Tenían razón. Lo sabía del cierto. Pero yo no era hombre que cejara con facilidad en su empeño... incluso cuando no tenía la razón.
- ¿Habéis pensando en como burlar al kraken que navega por el Estrecho? Ya ha hundido un barco.
- Monsieur Devauchelle ha pensado en todo. La expedición cuenta con sus propios exorcistas y hombres-medicina indígenas para combatir los engendros darwinistas y a cualquier otra magia que se nos oponga. Dios abrirá camino. Y donde Él nos deje a nuestro albur, nosotros vamos bien guarnecidos de armas.
- Por no mencionar el submarino Peral de primera clase que ha partido de la base de Santa Cruz de Tenerife en su búsqueda. Sus setenta y cinco metros de eslora lo convierten en un rival del que ese engendro haría bien en huir.
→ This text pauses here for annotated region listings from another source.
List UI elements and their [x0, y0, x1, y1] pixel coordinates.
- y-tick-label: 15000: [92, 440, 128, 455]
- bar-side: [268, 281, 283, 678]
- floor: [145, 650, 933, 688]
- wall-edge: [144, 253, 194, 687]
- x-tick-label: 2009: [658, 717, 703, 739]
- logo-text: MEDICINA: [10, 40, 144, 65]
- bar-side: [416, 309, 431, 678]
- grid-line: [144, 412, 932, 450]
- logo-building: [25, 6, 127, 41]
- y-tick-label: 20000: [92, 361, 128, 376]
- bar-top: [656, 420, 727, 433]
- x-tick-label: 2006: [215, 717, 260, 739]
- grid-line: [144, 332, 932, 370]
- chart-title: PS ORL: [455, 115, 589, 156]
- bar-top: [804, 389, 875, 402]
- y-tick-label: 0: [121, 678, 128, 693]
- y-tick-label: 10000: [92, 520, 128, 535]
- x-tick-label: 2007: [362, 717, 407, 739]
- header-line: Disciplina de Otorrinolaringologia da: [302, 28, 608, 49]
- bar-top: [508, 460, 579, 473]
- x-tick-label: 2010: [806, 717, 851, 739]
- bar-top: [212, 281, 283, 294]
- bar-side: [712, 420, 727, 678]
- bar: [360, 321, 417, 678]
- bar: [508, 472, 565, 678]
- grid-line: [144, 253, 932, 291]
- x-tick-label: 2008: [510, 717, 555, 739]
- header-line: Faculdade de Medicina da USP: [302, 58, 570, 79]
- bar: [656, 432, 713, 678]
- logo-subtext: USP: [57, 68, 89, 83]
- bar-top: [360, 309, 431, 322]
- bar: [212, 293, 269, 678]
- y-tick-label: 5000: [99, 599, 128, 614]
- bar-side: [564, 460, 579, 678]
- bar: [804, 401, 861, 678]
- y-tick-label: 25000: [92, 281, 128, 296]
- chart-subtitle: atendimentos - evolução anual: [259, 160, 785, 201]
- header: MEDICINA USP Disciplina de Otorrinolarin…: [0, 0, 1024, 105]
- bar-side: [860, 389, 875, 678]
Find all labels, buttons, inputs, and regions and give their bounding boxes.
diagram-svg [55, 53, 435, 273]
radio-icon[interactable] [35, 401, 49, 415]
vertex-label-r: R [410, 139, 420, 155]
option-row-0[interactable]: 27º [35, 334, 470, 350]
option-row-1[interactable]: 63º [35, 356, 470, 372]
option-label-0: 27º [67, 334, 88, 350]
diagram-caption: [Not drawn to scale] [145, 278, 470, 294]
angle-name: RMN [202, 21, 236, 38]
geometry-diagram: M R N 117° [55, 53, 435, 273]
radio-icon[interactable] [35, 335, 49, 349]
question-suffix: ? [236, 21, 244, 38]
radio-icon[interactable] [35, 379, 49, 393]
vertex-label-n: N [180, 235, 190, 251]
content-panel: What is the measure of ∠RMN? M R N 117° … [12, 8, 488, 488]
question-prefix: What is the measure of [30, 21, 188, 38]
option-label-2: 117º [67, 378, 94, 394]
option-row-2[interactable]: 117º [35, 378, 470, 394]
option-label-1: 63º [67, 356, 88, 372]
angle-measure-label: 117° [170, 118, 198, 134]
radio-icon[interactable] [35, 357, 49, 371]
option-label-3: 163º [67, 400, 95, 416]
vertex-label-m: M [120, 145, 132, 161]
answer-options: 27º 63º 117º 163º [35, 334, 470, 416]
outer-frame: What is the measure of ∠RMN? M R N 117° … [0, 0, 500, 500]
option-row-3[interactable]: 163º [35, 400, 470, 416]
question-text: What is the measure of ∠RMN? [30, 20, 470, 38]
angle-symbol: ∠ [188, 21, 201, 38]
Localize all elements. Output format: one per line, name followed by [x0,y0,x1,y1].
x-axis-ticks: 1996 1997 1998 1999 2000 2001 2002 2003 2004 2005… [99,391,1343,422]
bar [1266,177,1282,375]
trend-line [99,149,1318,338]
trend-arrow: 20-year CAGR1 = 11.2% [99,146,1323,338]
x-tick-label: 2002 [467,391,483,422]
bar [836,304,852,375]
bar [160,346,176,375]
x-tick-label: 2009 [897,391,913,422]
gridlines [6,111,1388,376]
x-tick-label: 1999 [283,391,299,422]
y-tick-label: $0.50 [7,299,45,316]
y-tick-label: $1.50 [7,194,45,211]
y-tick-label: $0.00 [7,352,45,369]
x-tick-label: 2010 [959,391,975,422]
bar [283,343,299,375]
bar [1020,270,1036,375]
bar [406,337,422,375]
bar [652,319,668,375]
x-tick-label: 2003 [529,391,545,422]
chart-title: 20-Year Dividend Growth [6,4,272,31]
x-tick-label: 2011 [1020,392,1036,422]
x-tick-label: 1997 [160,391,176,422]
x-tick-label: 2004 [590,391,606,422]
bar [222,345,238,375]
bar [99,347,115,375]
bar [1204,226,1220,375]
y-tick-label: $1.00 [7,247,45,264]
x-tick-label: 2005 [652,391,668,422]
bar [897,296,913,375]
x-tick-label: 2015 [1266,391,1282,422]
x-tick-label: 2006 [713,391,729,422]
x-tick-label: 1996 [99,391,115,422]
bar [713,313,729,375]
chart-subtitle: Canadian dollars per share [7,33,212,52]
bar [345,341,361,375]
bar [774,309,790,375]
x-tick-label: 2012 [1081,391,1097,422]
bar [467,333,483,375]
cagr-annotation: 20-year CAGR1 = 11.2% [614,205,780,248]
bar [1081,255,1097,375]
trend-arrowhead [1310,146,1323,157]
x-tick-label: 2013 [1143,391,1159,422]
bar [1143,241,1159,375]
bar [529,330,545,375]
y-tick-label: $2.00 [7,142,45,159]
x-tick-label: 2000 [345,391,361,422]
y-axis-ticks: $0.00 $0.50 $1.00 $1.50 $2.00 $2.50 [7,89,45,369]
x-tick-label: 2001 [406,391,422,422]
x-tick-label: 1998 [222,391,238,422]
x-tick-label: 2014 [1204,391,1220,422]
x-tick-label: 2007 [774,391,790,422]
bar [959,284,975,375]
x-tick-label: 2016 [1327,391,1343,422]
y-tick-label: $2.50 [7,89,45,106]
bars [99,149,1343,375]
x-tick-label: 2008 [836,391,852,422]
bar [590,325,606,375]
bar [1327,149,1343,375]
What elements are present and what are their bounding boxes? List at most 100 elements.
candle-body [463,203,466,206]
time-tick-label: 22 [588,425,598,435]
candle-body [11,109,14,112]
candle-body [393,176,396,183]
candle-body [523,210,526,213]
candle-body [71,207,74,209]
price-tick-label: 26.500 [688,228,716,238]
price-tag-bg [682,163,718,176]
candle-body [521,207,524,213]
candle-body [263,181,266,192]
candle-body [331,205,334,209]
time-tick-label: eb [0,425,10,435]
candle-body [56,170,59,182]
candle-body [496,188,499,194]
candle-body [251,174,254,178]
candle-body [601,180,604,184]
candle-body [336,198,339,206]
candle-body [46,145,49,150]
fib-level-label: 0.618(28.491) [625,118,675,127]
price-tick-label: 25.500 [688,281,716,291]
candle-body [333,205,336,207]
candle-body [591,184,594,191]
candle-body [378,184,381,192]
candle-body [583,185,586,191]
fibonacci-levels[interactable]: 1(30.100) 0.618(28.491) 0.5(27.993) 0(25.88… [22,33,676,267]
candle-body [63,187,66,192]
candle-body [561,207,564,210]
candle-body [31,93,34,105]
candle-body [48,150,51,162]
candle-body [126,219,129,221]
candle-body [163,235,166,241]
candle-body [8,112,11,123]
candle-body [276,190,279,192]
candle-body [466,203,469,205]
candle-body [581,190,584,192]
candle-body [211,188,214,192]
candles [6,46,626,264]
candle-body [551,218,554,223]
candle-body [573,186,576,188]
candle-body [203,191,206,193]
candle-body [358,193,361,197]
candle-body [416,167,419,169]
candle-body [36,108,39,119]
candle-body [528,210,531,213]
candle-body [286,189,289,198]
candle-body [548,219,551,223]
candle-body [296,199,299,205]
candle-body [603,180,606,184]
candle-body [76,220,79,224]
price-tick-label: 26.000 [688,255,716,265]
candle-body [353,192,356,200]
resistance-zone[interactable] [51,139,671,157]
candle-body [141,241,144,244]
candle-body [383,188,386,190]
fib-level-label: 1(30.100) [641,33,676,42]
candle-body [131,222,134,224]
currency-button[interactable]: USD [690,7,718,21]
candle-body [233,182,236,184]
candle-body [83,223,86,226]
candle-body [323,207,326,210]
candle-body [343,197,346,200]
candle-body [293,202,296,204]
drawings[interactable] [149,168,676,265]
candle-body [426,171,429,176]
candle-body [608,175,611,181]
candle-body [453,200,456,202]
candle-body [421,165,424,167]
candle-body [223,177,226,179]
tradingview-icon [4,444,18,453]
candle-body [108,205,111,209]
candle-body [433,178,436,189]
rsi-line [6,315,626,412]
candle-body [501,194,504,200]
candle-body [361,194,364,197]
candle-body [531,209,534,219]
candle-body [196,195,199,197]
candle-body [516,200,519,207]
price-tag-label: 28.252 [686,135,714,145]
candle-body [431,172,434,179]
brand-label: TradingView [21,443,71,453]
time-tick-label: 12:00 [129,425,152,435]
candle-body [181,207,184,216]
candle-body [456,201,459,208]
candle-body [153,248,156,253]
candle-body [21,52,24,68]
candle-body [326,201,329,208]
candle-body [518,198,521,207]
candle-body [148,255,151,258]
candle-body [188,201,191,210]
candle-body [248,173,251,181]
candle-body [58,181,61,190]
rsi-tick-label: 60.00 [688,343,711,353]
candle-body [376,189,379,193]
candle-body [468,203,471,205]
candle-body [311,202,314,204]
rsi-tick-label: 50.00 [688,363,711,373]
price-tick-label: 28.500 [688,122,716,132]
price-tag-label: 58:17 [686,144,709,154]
Levanté los brazos, rindiéndome. Nada de lo que dijera les haría cambiar de opinión. Hasta en los matrimonios más felices se producen conflictos y seguir esa disputa conducía a un callejón sin salida, tuve que reconocer.
- De acuerdo, para vosotros la perra gorda –admití con tono derrotado-. Contar con el apoyo de los que no emprendéis tamaña aventura me servirá de inestimable ayuda.
- Tienes que entenderlo, amigo. Tus filípicas carecen de razón de ser.
- Tenéis razón. Os pido disculpas por mi vehemencia. No quise obligaros a hacer nada en contra de vuestra voluntad. Igual que los seguidores de los apóstoles, entre nosotros nadie tiene mando sobre los demás, y todos somos tan iguales como los primeros cristianos. Pobre iglesia cuando sucumbió a sus interminables jerarquías, y pobres de nosotros si cayéramos en el mismo error.
Nos despedimos entre abrazos, deseándonos la mejor de las suertes para nuestras respectivas misiones.